2012 was a healthy year for the U.S. pharmaceuticals industry, with 39 new drugs approved; the highest in 16 years.
This has largely been driven by a string of recent patent expirations, enabling generic drug makers to offer cheaper alternatives, and forcing major manufacturers to refill their product lines. Patent expirations peaked in 2012, costing big pharma companies upward of $21 billion in lost revenue.
Some of the drugs to have come off patent in 2012 included Plavix, a heart drug made by Sanofi and Bristol-Myers Squibb, and Seroquel, an antipsychotic made by AstraZeneca.
The 39 new drugs and biological products approved in 2012 compares with 30 in 2011 and just 21 in 2010, suggesting that pharmaceutical makers are poised for growth. The pharma industry has not seen figures like that since 1996.
The end of year brought a flurry of last minute approvals, with 8 recorded in December, including a new treatment from Johnson & Johnson called Sirturo for drug-resistant tuberculosis, the first new TB drug in decades.
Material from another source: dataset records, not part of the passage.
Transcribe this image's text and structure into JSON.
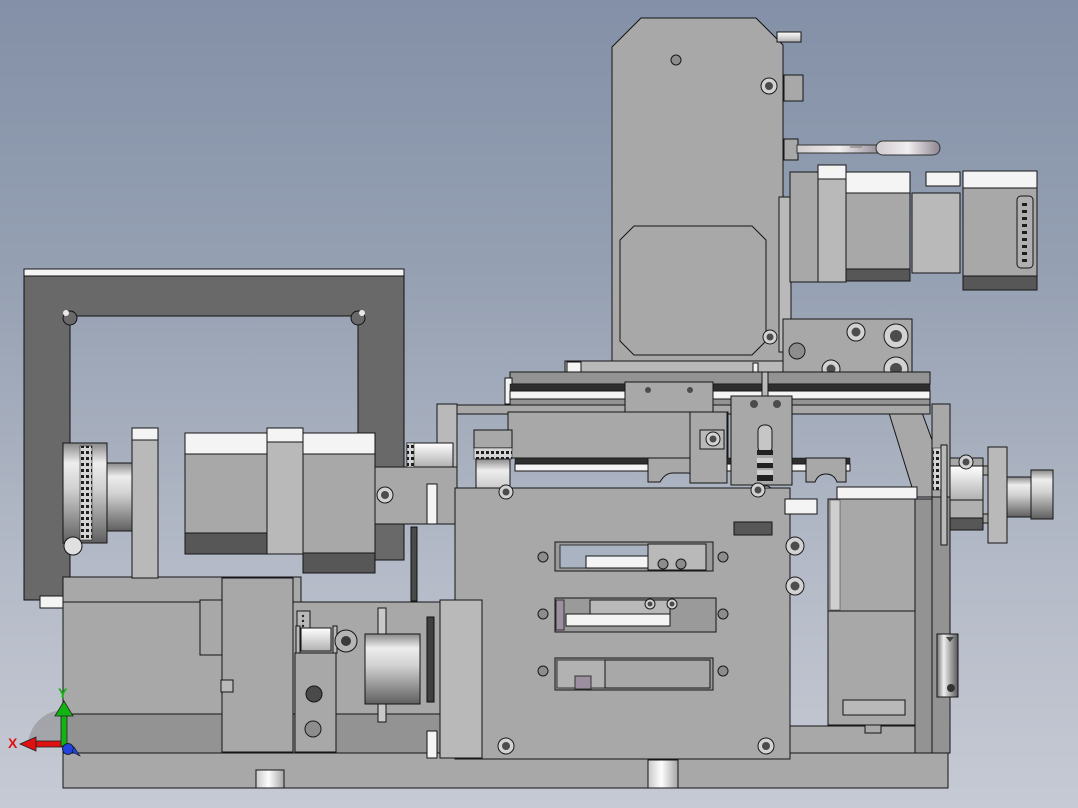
{
  "viewport": {
    "description": "Shaded CAD side view of a multi-axis automation machine assembly on gradient background",
    "background_top": "#8390a7",
    "background_bottom": "#c6cad4",
    "edge_color": "#151515",
    "part_gray_light": "#a8a8a8",
    "part_gray_dark_frame": "#696969",
    "part_band_dark": "#575757",
    "part_highlight": "#f4f4f4"
  },
  "triad": {
    "x_label": "X",
    "y_label": "Y",
    "x_color": "#e01111",
    "y_color": "#12b412",
    "z_color": "#2244dd",
    "arc_color": "#8a8a8a"
  },
  "parts": [
    "portal-frame",
    "left-base-plate",
    "bottom-base-plate",
    "left-motor-assembly",
    "left-pulley",
    "tower-column",
    "tower-access-panel",
    "clamp-handle",
    "x-axis-motor",
    "motor-connector",
    "motor-mount-bracket",
    "linear-rail",
    "rail-carriage",
    "center-slide-block",
    "fixture-plate",
    "fixture-slot-1",
    "fixture-slot-2",
    "fixture-slot-3",
    "right-motor-assembly",
    "output-shaft-coupling",
    "shaft-flange",
    "lower-belt-mechanism",
    "belt-pulley",
    "guide-cylinder",
    "orientation-triad"
  ]
}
Other approvals in 2012 included Eliquis, a drug that reduces stroke risk in patients with irregular heartbeats, from Bristol Myers-Squibb and Pfizer Inc., and Adasuve by Alexza Pharmaceuticals, the first treatment for schizophrenia and bipolar disorder that can be inhaled.
Many other approvals were for rare diseases, underscoring the drug industry's increased focus on specialized, niche products. They included Kalydeco from Vertex Pharmaceuticals Inc, for treatment of a rare form of the lung disorder cystic fibrosis, and Signifor from Novartis AG, for Cushing's disease, caused by over-production of the hormone cortisol. The last drug to be approved in 2012 was for a drug to relieve symptoms of diarrhea in patients with HIV and AIDS made by Salix Pharmaceuticals.
There are also encouraging signs that the uptick in new drug approvals could continue in 2013. The European Medicines Agency expects 54 new drug applications in 2013, up from 52 in 2012, 48 in 2011, and 34 in 2010.
The latest wave of drug approvals is a welcome distraction from the recent controversy surrounding "pay for delay,” a well-known industry practice whereby brand-name pharma companies pay generic drug makers to delay the release of their cheaper alternatives.
"Pay for delay" has recently come under fire by the Federal Trade Commission, which claims the practice is anti-competitive, costing consumers close to $3.5 billion each year in higher drug costs, and violates antitrust laws.
The practice typically involves brand-name drug makers suing generic companies for patent infringements, and then agreeing to withdraw the suit and pay the generic company if they agree to delay selling their cheaper drugs for a period of time.
In the past, drug makers have won several court cases that have allowed the practice to continue, but the U.S. Supreme Court has now agreed to hear a case challenging this common industry practice, which could soon put an end to it.